Mr. Speaker, we have heard Liberal members say life is life and that all we are discussing here is where the life sentence shall be served, whether it is in custody or in the community under parole supervision. Certainly if someone has been released on parole they will still serve their life sentence. They will be on parole for the balance of their life.
As a former parole officer I can talk about the limits and the difficulties of trying to enforce a useful parole supervision, especially on particularly manipulative offenders. People must understand what parole supervision is. The average parole interview is a half-hour interview in an office every month.
If we are to look at intensive supervision, perhaps a half-hour to an hour interview once a week in a community office with the odd check-up on someone's place of residence or where they are employed, and when we are talking about sophisticated serial killers out on parole, people have to understand what community supervision means.
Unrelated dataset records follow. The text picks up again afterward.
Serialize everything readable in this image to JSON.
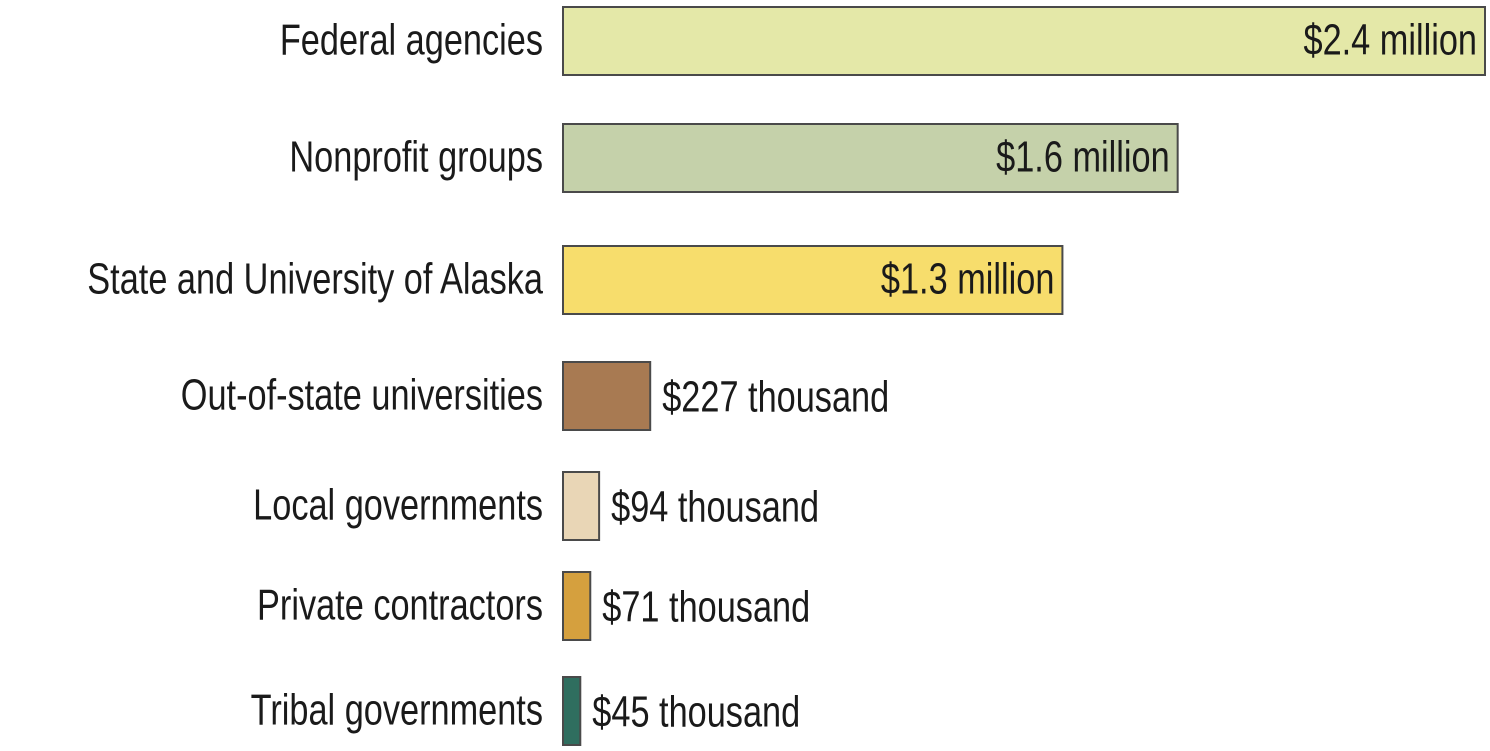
{
  "chart_data": {
    "type": "bar",
    "orientation": "horizontal",
    "categories": [
      "Federal agencies",
      "Nonprofit groups",
      "State and University of Alaska",
      "Out-of-state universities",
      "Local governments",
      "Private contractors",
      "Tribal governments"
    ],
    "values": [
      2400000,
      1600000,
      1300000,
      227000,
      94000,
      71000,
      45000
    ],
    "value_labels": [
      "$2.4 million",
      "$1.6 million",
      "$1.3 million",
      "$227 thousand",
      "$94 thousand",
      "$71 thousand",
      "$45 thousand"
    ],
    "colors": [
      "#e4e8a8",
      "#c5d1aa",
      "#f7dd6c",
      "#a87a52",
      "#e9d6b6",
      "#d5a03e",
      "#2f6e5f"
    ]
  }
}
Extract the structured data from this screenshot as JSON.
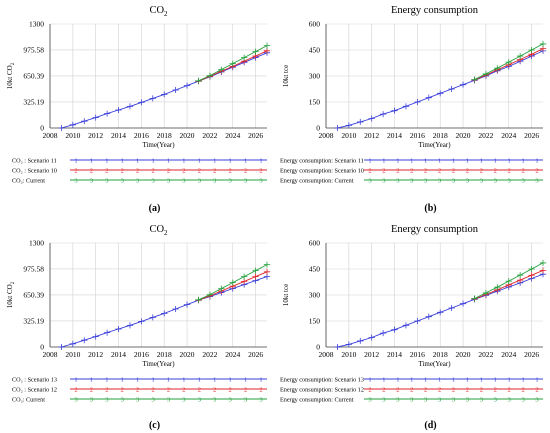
{
  "chart_data": [
    {
      "id": "a",
      "panel_label": "(a)",
      "type": "line",
      "title": "CO",
      "title_sub": "2",
      "xlabel": "Time(Year)",
      "ylabel": "10kt  CO",
      "ylabel_sub": "2",
      "xlim": [
        2008,
        2027
      ],
      "ylim": [
        0,
        1300
      ],
      "x_ticks": [
        2008,
        2010,
        2012,
        2014,
        2016,
        2018,
        2020,
        2022,
        2024,
        2026
      ],
      "y_ticks": [
        0,
        325.19,
        650.39,
        975.58,
        1300
      ],
      "y_tick_labels": [
        "0",
        "325.19",
        "650.39",
        "975.58",
        "1300"
      ],
      "grid": true,
      "series": [
        {
          "name": "CO₂ : Scenario 11",
          "marker": "1",
          "color": "#3a3fd9",
          "x": [
            2009,
            2010,
            2011,
            2012,
            2013,
            2014,
            2015,
            2016,
            2017,
            2018,
            2019,
            2020,
            2021,
            2022,
            2023,
            2024,
            2025,
            2026,
            2027
          ],
          "y": [
            0,
            40,
            85,
            130,
            180,
            225,
            270,
            320,
            370,
            420,
            475,
            530,
            585,
            640,
            700,
            760,
            820,
            880,
            940
          ]
        },
        {
          "name": "CO₂ : Scenario 10",
          "marker": "2",
          "color": "#e0262b",
          "x": [
            2021,
            2022,
            2023,
            2024,
            2025,
            2026,
            2027
          ],
          "y": [
            585,
            645,
            710,
            770,
            835,
            900,
            965
          ]
        },
        {
          "name": "CO₂: Current",
          "marker": "3",
          "color": "#22a03c",
          "x": [
            2021,
            2022,
            2023,
            2024,
            2025,
            2026,
            2027
          ],
          "y": [
            590,
            655,
            730,
            805,
            880,
            955,
            1030
          ]
        }
      ]
    },
    {
      "id": "b",
      "panel_label": "(b)",
      "type": "line",
      "title": "Energy consumption",
      "xlabel": "Time(Year)",
      "ylabel": "10kt  tce",
      "xlim": [
        2008,
        2027
      ],
      "ylim": [
        0,
        600
      ],
      "x_ticks": [
        2008,
        2010,
        2012,
        2014,
        2016,
        2018,
        2020,
        2022,
        2024,
        2026
      ],
      "y_ticks": [
        0,
        150,
        300,
        450,
        600
      ],
      "y_tick_labels": [
        "0",
        "150",
        "300",
        "450",
        "600"
      ],
      "grid": true,
      "series": [
        {
          "name": "Energy consumption: Scenario 11",
          "marker": "1",
          "color": "#3a3fd9",
          "x": [
            2009,
            2010,
            2011,
            2012,
            2013,
            2014,
            2015,
            2016,
            2017,
            2018,
            2019,
            2020,
            2021,
            2022,
            2023,
            2024,
            2025,
            2026,
            2027
          ],
          "y": [
            0,
            15,
            35,
            55,
            80,
            100,
            125,
            150,
            175,
            200,
            225,
            250,
            275,
            300,
            330,
            355,
            385,
            415,
            445
          ]
        },
        {
          "name": "Energy consumption: Scenario 10",
          "marker": "2",
          "color": "#e0262b",
          "x": [
            2021,
            2022,
            2023,
            2024,
            2025,
            2026,
            2027
          ],
          "y": [
            277,
            305,
            335,
            365,
            395,
            425,
            458
          ]
        },
        {
          "name": "Energy consumption: Current",
          "marker": "3",
          "color": "#22a03c",
          "x": [
            2021,
            2022,
            2023,
            2024,
            2025,
            2026,
            2027
          ],
          "y": [
            280,
            312,
            345,
            380,
            415,
            450,
            485
          ]
        }
      ]
    },
    {
      "id": "c",
      "panel_label": "(c)",
      "type": "line",
      "title": "CO",
      "title_sub": "2",
      "xlabel": "Time(Year)",
      "ylabel": "10kt  CO",
      "ylabel_sub": "2",
      "xlim": [
        2008,
        2027
      ],
      "ylim": [
        0,
        1300
      ],
      "x_ticks": [
        2008,
        2010,
        2012,
        2014,
        2016,
        2018,
        2020,
        2022,
        2024,
        2026
      ],
      "y_ticks": [
        0,
        325.19,
        650.39,
        975.58,
        1300
      ],
      "y_tick_labels": [
        "0",
        "325.19",
        "650.39",
        "975.58",
        "1300"
      ],
      "grid": true,
      "series": [
        {
          "name": "CO₂ : Scenario 13",
          "marker": "1",
          "color": "#3a3fd9",
          "x": [
            2009,
            2010,
            2011,
            2012,
            2013,
            2014,
            2015,
            2016,
            2017,
            2018,
            2019,
            2020,
            2021,
            2022,
            2023,
            2024,
            2025,
            2026,
            2027
          ],
          "y": [
            0,
            40,
            85,
            130,
            180,
            225,
            270,
            320,
            370,
            420,
            475,
            530,
            585,
            630,
            680,
            730,
            780,
            830,
            880
          ]
        },
        {
          "name": "CO₂ : Scenario 12",
          "marker": "2",
          "color": "#e0262b",
          "x": [
            2021,
            2022,
            2023,
            2024,
            2025,
            2026,
            2027
          ],
          "y": [
            585,
            640,
            700,
            760,
            820,
            880,
            940
          ]
        },
        {
          "name": "CO₂: Current",
          "marker": "3",
          "color": "#22a03c",
          "x": [
            2021,
            2022,
            2023,
            2024,
            2025,
            2026,
            2027
          ],
          "y": [
            590,
            655,
            730,
            805,
            880,
            955,
            1030
          ]
        }
      ]
    },
    {
      "id": "d",
      "panel_label": "(d)",
      "type": "line",
      "title": "Energy consumption",
      "xlabel": "Time(Year)",
      "ylabel": "10kt  tce",
      "xlim": [
        2008,
        2027
      ],
      "ylim": [
        0,
        600
      ],
      "x_ticks": [
        2008,
        2010,
        2012,
        2014,
        2016,
        2018,
        2020,
        2022,
        2024,
        2026
      ],
      "y_ticks": [
        0,
        150,
        300,
        450,
        600
      ],
      "y_tick_labels": [
        "0",
        "150",
        "300",
        "450",
        "600"
      ],
      "grid": true,
      "series": [
        {
          "name": "Energy consumption: Scenario 13",
          "marker": "1",
          "color": "#3a3fd9",
          "x": [
            2009,
            2010,
            2011,
            2012,
            2013,
            2014,
            2015,
            2016,
            2017,
            2018,
            2019,
            2020,
            2021,
            2022,
            2023,
            2024,
            2025,
            2026,
            2027
          ],
          "y": [
            0,
            15,
            35,
            55,
            80,
            100,
            125,
            150,
            175,
            200,
            225,
            250,
            275,
            298,
            322,
            346,
            370,
            395,
            420
          ]
        },
        {
          "name": "Energy consumption: Scenario 12",
          "marker": "2",
          "color": "#e0262b",
          "x": [
            2021,
            2022,
            2023,
            2024,
            2025,
            2026,
            2027
          ],
          "y": [
            277,
            303,
            330,
            358,
            386,
            414,
            442
          ]
        },
        {
          "name": "Energy consumption: Current",
          "marker": "3",
          "color": "#22a03c",
          "x": [
            2021,
            2022,
            2023,
            2024,
            2025,
            2026,
            2027
          ],
          "y": [
            280,
            312,
            345,
            380,
            415,
            450,
            485
          ]
        }
      ]
    }
  ]
}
It means checking up to ensure the person is also going to their drug and alcohol program or seeing their psychologist.
However, it is of great concern that those who get out on parole have very intensive supervision and that they will serve their life sentence on parole. The public has to understand the nature of that supervision.
This bill proposes that the initial merits of the application to change the parole eligibility date from 25 years down to something lower will go before a judge. The judge will have to rule and give reasons for judgment. Does that mean now, because we are in a court process, the rule of law applies because it certainly brings in the element of appeal? One side or the other can appeal and if there are errors in law, we all know how lawyers can split hairs on those issues. They can always find some error in a law that makes it perhaps an avenue for appeal. Will we have nearly every one of these being appealed all the way to the Supreme Court of Canada? Of course in those kinds of situations would not the taxpayer be paying for all the court costs of the offenders?
This whole element of appeal is undefined, as far as I am concerned, and I want to know if the member has any further explanation as to the possibility of that.